For more information have a look at the Data page.
📊 Systems Ranking
In both tracks systems will be ranked according to scenario-wise macro time-constrained minimum permutation WER (tcpWER) with a collar of 5 s.
I.e. tcpWER is firstly computed on each scenario evaluation set separately and then averaged across the 4 scenarios.
🥇 In parallel, we will also feature a special award for one team selected by a jury.
The jury will be composed of experts nominated by the CHIME Steering Committee.
This selection will be based on (in order of importance):
- practicality/efficiency
- novelty
- effectiveness
For more information have a look at the Submission page.
Rules
Participants systems must:
- be unique across the 4 scenarios, you cannot do domain identification. -
- perform inference for each meeting/session independently (this applies also to any self-training adaptation technique).
Have a look at the complete Rules page. We also have a rules FAQs section.
DASR and NOTSOFAR1 Tasks
This year CHiME-8 will feature two closely related tasks: DASR (this one) and NOTSOFAR1.
While we focus on generalizability across many domains, the NOTSOFAR1 task focuses on the particular domain of short office meetings.
In DASR we make use of the same NOTSOFAR1 Task data, here however is treated as one of the scenarios among the total 4 ones.
The overall goal is to compare the submissions between these two tasks and see how a generalizable transcription system (as required in DASR) compares to a specialized transcription system for the particular NOTSOFAR-1 scenario.
We want to encourage participants to enroll in both tasks:
- what is the best way to adapt a generalist system (as in DASR task) to the particular short office meetings in NOTSOFAR-1 task ?
- how much performance can be boosted by adapting/fine-tuning on only one domain ?
- as a trade-off, how much performance will be lost in the other scenarios featured in DASR after such adaptation ?
🛠️ Baseline and Tools
⚡ Data Generation and Scoring
We offer an easy-to-use toolkit for downloading and preparing the core data: chime-utils.
It supports:
- CHiME-8 core datasets preparation, with automatic downloading for CHiME-6, DiPCo and NOTSOFAR1 data.
- Manifests preparation for many popular speech toolkits
- Kaldi and ESPNet
- K2/Icefall/Lhotse
- Official Scoring scripts
and more utilities to help a bit in handling this arduous challenge !
🚀 Baseline System
This year baseline system is built with NeMo.
It is based on the last year CHiME-7 DASR NeMo team submission and consists of:
- dereverberation+channel clustering,
- multichannel diarization based on multi-scale diarization decoder (MSDD),
- guided source separation and a fine-tuned Conformer RNN-T ASR model.
For more information have a look at the Baseline page.
What's new from CHiME-7 DASR ?
- An additional scenario from NOTSOFAR-1 Task, featuring short office meetings with up to 8 participants.
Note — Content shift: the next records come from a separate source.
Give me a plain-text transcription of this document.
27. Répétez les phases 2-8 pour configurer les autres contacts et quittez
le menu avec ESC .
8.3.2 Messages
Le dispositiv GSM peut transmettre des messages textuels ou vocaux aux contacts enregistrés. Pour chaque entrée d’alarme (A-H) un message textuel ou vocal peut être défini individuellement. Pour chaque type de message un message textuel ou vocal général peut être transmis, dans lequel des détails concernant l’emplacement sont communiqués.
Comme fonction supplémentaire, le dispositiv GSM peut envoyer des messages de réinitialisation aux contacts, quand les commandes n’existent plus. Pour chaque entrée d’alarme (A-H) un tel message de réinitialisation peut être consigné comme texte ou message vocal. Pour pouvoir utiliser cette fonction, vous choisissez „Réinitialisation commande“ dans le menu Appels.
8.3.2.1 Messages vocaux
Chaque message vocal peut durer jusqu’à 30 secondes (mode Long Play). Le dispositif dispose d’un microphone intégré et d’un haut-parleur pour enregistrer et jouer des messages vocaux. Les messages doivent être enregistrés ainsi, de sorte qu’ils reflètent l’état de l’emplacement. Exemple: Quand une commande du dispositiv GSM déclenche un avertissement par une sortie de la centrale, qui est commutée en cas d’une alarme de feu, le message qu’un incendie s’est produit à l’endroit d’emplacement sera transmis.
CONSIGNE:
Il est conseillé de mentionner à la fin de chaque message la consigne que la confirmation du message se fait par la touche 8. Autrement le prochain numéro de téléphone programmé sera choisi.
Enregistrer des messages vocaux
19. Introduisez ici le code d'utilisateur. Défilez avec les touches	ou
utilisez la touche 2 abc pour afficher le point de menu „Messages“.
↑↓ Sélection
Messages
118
This addition alone makes this Task much more challenging.
- No oracle diarization track. Two tracks that require joint ASR+diarization (both same as last year main track).
- The difference is that in one we allow the use of external large language models.
- At the same time, we want to encourage research towards practical solutions.
- There will be a special CHiME-8 Committee award mention for the most practical and innovative system. See Submission page.
- Manually corrected Mixer 6 Speech development set.
- An interactive Leaderboard for all the scenarios dev set (See Submission), together with NOTSOFAR-1 Task.
- DiPCo and Mixer 6 have now a training/adaptation portion.